Performance Management all Supported Releases
The root cause of this problem is clock drift between the servers (PC, DA, DC and/or DR). This is shown in the date/time stamps in the DC karaf.log (under <IMDataCollector_HOME>/apache-karaf-2.4.3/data/log directory) drifting over time. For example:
2019-09-10 12:59:35,761 | INFO | r-Timer-thread-1 | KahaDBFileMonitor | .health.kahadb.KahaDBFileMonitor 98 | 199 - com.ca.im.data-collection-manager.health - 3.7.2.RELEASE-393 | | Number of Kaha DB files: 4
2019-09-10 13:01:35,762 | INFO | r-Timer-thread-1 | KahaDBFileMonitor | .health.kahadb.KahaDBFileMonitor 98 | 199 - com.ca.im.data-collection-manager.health - 3.7.2.RELEASE-393 | | Number of Kaha DB files: 4
2019-09-10 13:03:35,763 | INFO | r-Timer-thread-1 | KahaDBFileMonitor | .health.kahadb.KahaDBFileMonitor 98 | 199 - com.ca.im.data-collection-manager.health - 3.7.2.RELEASE-393 | | Number of Kaha DB files: 4
These should be exactly 2 minutes (down to the milliseconds) apart.
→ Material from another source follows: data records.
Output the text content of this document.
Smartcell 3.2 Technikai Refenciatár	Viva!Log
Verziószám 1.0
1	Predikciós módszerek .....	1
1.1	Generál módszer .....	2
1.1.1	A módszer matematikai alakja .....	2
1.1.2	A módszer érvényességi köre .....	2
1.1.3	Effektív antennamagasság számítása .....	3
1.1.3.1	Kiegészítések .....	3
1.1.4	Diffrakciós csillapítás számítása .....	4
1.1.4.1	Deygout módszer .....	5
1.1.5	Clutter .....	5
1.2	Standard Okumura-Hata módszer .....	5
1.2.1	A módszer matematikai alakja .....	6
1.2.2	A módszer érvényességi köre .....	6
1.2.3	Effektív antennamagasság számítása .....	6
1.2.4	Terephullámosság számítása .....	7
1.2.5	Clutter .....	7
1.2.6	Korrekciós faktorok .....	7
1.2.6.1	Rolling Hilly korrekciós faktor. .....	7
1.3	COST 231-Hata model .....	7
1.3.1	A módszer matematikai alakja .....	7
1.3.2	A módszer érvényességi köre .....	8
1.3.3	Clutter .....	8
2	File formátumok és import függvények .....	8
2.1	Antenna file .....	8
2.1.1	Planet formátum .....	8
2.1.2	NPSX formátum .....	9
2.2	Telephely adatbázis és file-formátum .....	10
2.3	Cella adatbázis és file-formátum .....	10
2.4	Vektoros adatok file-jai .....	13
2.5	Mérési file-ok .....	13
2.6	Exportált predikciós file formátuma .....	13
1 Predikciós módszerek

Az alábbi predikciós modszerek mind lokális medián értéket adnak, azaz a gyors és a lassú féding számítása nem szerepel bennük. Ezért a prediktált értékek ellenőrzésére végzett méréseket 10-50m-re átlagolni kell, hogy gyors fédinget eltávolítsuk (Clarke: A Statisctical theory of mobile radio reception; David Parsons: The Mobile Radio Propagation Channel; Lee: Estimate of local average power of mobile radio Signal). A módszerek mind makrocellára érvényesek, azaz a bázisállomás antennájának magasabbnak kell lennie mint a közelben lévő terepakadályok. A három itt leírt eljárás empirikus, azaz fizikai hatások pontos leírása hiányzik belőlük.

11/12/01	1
However, if the milliseconds here are drifting upwards, then this causes a loss of synch after a while and hence the dropping of polls as shown in the error below which may be repeated many times in the DC karaf.log:
2019-09-10 13:23:32,861 | ERROR | l 60000-thread-1 | PollerScheduledExecutor | r.common.PollerScheduledExecutor 290 | 191 - com.ca.im.data-collection-manager.core.common - 3.7.2.RELEASE-393 | | Executor Scheduler B for poll interval 60000 for poll Cycle : 1568085360000 (Tue Sep 10 13:16:00 AEST 2019) dropped poll requests=1
Check that all 4 servers (PC, DA, DC and DR) are synchronized via NTP or chrony.
The only way to fix this type of problem at the moment is to restart the DC.
We are working on making the system more robust to time drift so that it restarts polling itself after dropping polls and we're looking at this for a future release.